According to John Maynard Keynes, there are three reasons or motives for holding money.

These are transaction motive, precautionary motive, and speculative motive.

1. Transaction motive: This is one of the primary reasons why people hold money.

The transaction demand is the demand for money for everyday expenses.

It is the desire to hold money to facilitate day-to-day transactions and cover everyday expenses.

Transaction motive for money means people hold cash to pay their day-to-day bills. 

It is the demand for money to buy things, pay for goods and services, and to pay for any other daily expenses.

The transaction demand for money is driven by the need for individuals and businesses to meet their day-to-day financial obligations, such as paying for food, rent, utilities, transportation, and other day-to-day transactions.

It is important to note that the transaction motive for holding money is directly related to the level of income. 

As people's income increases, their transaction demand for money also increases and vice versa.

2. Precautionary motive: This is the demand for money to pay unpredictable expenses.

It refers to the amount of money that people hold to protect themselves against unexpected events or expenses.

It is the amount that money that individuals and business holds as a precautionary measure to cover unforseen expenses or emergencies.

Precautionary demand for money arises due to uncertainty about future events that could require cash payments.

People hold money to cover unexpected or unforseen eventuality such as illness, accident and car breaking that may arise.

In essence, precautionary demand for money means to hold cash in case of emergencies. 

For instance, if someone faces a medical emergency, they might require cash to cover the expenses.

Similarly, unexpected car repairs or home repairs may require immediate cash payments.

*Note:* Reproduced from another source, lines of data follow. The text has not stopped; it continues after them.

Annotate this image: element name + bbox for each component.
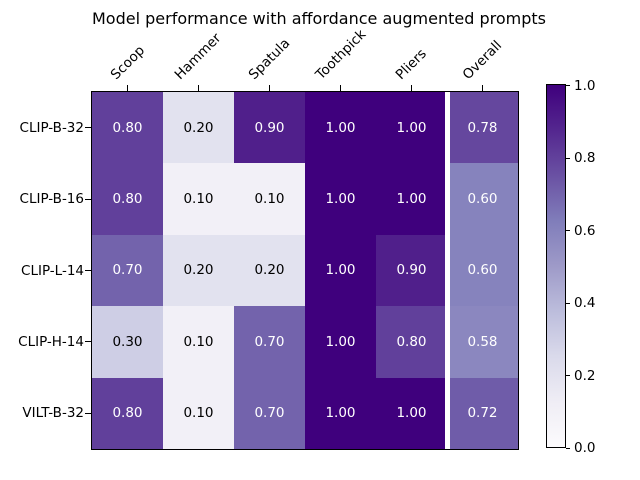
colorbar-tick — [566, 447, 570, 449]
heatmap-cell: 1.00 — [375, 377, 447, 449]
y-tick — [85, 412, 91, 414]
colorbar-tick — [566, 302, 570, 304]
x-tick — [340, 85, 341, 91]
x-tick — [269, 85, 270, 91]
colorbar-tick-label: 0.6 — [574, 222, 596, 239]
heatmap-cell: 0.20 — [162, 234, 234, 307]
colorbar — [546, 84, 566, 448]
heatmap-cell: 0.58 — [447, 306, 518, 378]
row-label: CLIP-L-14 — [21, 262, 84, 279]
heatmap-cell: 0.70 — [233, 377, 305, 449]
colorbar-tick-label: 0.8 — [574, 150, 596, 166]
row-label: CLIP-B-32 — [19, 119, 84, 136]
colorbar-tick-label: 0.4 — [574, 295, 596, 311]
heatmap-cell: 0.72 — [447, 377, 518, 449]
heatmap-cell: 0.60 — [447, 163, 518, 235]
col-label: Scoop — [107, 42, 148, 83]
colorbar-tick-label: 0.2 — [574, 367, 596, 384]
heatmap-cell: 0.60 — [447, 234, 518, 307]
colorbar-tick-label: 0.0 — [574, 440, 596, 456]
y-tick — [85, 341, 91, 343]
heatmap-cell: 0.70 — [92, 234, 163, 307]
x-tick — [127, 85, 128, 91]
heatmap-cell: 0.10 — [162, 377, 234, 449]
heatmap-cell: 0.20 — [233, 234, 305, 307]
heatmap-cell: 1.00 — [375, 163, 447, 235]
col-label: Hammer — [171, 30, 225, 83]
y-tick — [85, 127, 91, 129]
heatmap-cell: 1.00 — [305, 377, 376, 449]
y-tick — [85, 270, 91, 271]
column-separator — [444, 92, 450, 449]
heatmap-cell: 0.10 — [162, 163, 234, 235]
heatmap-cell: 1.00 — [375, 92, 447, 164]
heatmap: 0.80 0.20 0.90 1.00 1.00 0.78 0.80 0.10 0.10 1.00… — [91, 91, 519, 450]
heatmap-cell: 1.00 — [305, 92, 376, 164]
row-label: CLIP-B-16 — [19, 191, 84, 208]
colorbar-tick — [566, 157, 570, 159]
chart-title: Model performance with affordance augmen… — [92, 9, 547, 28]
row-label: CLIP-H-14 — [18, 333, 84, 350]
x-tick — [482, 85, 483, 91]
heatmap-cell: 1.00 — [305, 163, 376, 235]
colorbar-tick — [566, 230, 570, 231]
row-label: VILT-B-32 — [22, 405, 84, 422]
heatmap-cell: 0.10 — [162, 306, 234, 378]
heatmap-cell: 1.00 — [305, 234, 376, 307]
heatmap-cell: 0.30 — [92, 306, 163, 378]
x-tick — [411, 85, 412, 91]
heatmap-cell: 0.90 — [375, 234, 447, 307]
heatmap-cell: 0.80 — [375, 306, 447, 378]
heatmap-cell: 0.78 — [447, 92, 518, 164]
colorbar-tick — [566, 375, 570, 376]
heatmap-cell: 0.80 — [92, 377, 163, 449]
colorbar-tick-label: 1.0 — [574, 77, 596, 94]
colorbar-tick — [566, 85, 570, 86]
heatmap-cell: 0.20 — [162, 92, 234, 164]
x-tick — [198, 85, 199, 91]
heatmap-cell: 0.80 — [92, 92, 163, 164]
col-label: Spatula — [245, 35, 294, 83]
col-label: Pliers — [392, 45, 430, 83]
heatmap-cell: 0.70 — [233, 306, 305, 378]
heatmap-cell: 1.00 — [305, 306, 376, 378]
col-label: Overall — [459, 37, 506, 83]
heatmap-cell: 0.90 — [233, 92, 305, 164]
col-label: Toothpick — [312, 26, 369, 83]
y-tick — [85, 198, 91, 200]
heatmap-cell: 0.10 — [233, 163, 305, 235]
heatmap-cell: 0.80 — [92, 163, 163, 235]
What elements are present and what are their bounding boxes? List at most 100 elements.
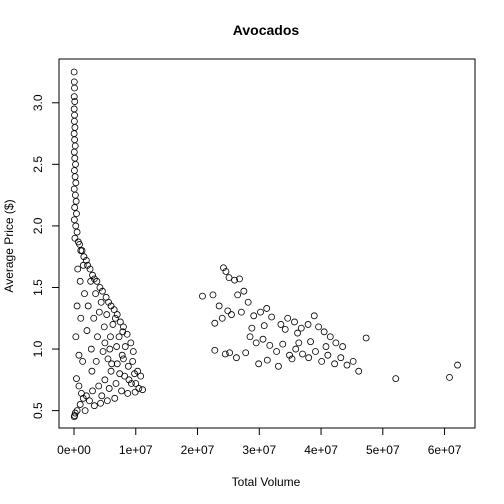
chart-title: Avocados bbox=[233, 22, 300, 38]
y-tick-label: 3.0 bbox=[31, 94, 45, 111]
data-point bbox=[115, 333, 123, 341]
x-tick-label: 0e+00 bbox=[57, 443, 91, 457]
data-point bbox=[72, 197, 80, 205]
data-point bbox=[222, 268, 230, 275]
data-point bbox=[279, 340, 287, 348]
data-point bbox=[71, 167, 78, 174]
data-point bbox=[92, 357, 100, 365]
data-point bbox=[70, 185, 78, 193]
data-point bbox=[224, 307, 232, 315]
data-point bbox=[228, 311, 235, 318]
data-point bbox=[71, 136, 79, 144]
data-point bbox=[199, 292, 206, 300]
data-point bbox=[94, 333, 101, 341]
data-point bbox=[252, 339, 260, 347]
data-point bbox=[97, 298, 105, 306]
data-point bbox=[277, 321, 285, 328]
data-point bbox=[100, 323, 108, 331]
data-point bbox=[98, 392, 106, 400]
data-point bbox=[111, 314, 119, 322]
data-point bbox=[322, 343, 330, 350]
data-point bbox=[129, 357, 137, 365]
data-point bbox=[242, 349, 250, 357]
data-point bbox=[124, 389, 132, 397]
data-point bbox=[312, 348, 319, 355]
data-point bbox=[392, 375, 400, 382]
data-point bbox=[135, 385, 143, 392]
x-tick-label: 6e+07 bbox=[428, 443, 462, 457]
data-point bbox=[101, 339, 109, 347]
data-point bbox=[104, 355, 112, 363]
data-point bbox=[118, 387, 125, 395]
data-point bbox=[332, 339, 340, 347]
data-point bbox=[70, 216, 78, 224]
data-point bbox=[77, 314, 85, 322]
data-point bbox=[73, 302, 81, 310]
data-point bbox=[131, 388, 139, 396]
data-point bbox=[310, 312, 318, 320]
data-point bbox=[75, 382, 83, 390]
data-point bbox=[446, 373, 453, 381]
data-point bbox=[128, 380, 135, 387]
data-point bbox=[72, 160, 79, 168]
data-point bbox=[95, 308, 103, 316]
data-point bbox=[72, 333, 80, 341]
data-point bbox=[127, 339, 135, 347]
data-point bbox=[326, 333, 334, 341]
data-point bbox=[72, 179, 80, 187]
data-point bbox=[83, 327, 91, 334]
data-point bbox=[71, 234, 79, 242]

The amount of money people hold for precautionary purposes depends on the income level.

If income level rises, precautionary demand for money will also increase.

3. Speculative motive: This is the demand for money to take advantage of expected changes in non-money financial assets.

It refers to the amount of money that individuals or firms hold with the intention of investing it in non-money financial assets that they believe will increase in value over time.

Speculative demand for money is the demand for money to take advantage of unexpected opportunities.

It arises due to the expectation of future changes in the value of these assets.

Speculative motive of money is often associated with holding liquid assets, such as cash or bank deposits, which can be easily converted into other assets, such as stocks or bonds, when opportunities arise. 

For example, if an individual expects the price of stocks to increase in the near future, he may hold cash or liquid assets to be able to buy stocks when the price is low.. 

It is important to note that speculative motive for holding money is inversely related to interest rate.

That is, the speculative demand for money increases as interest rate falls and decreases as interest rate rises.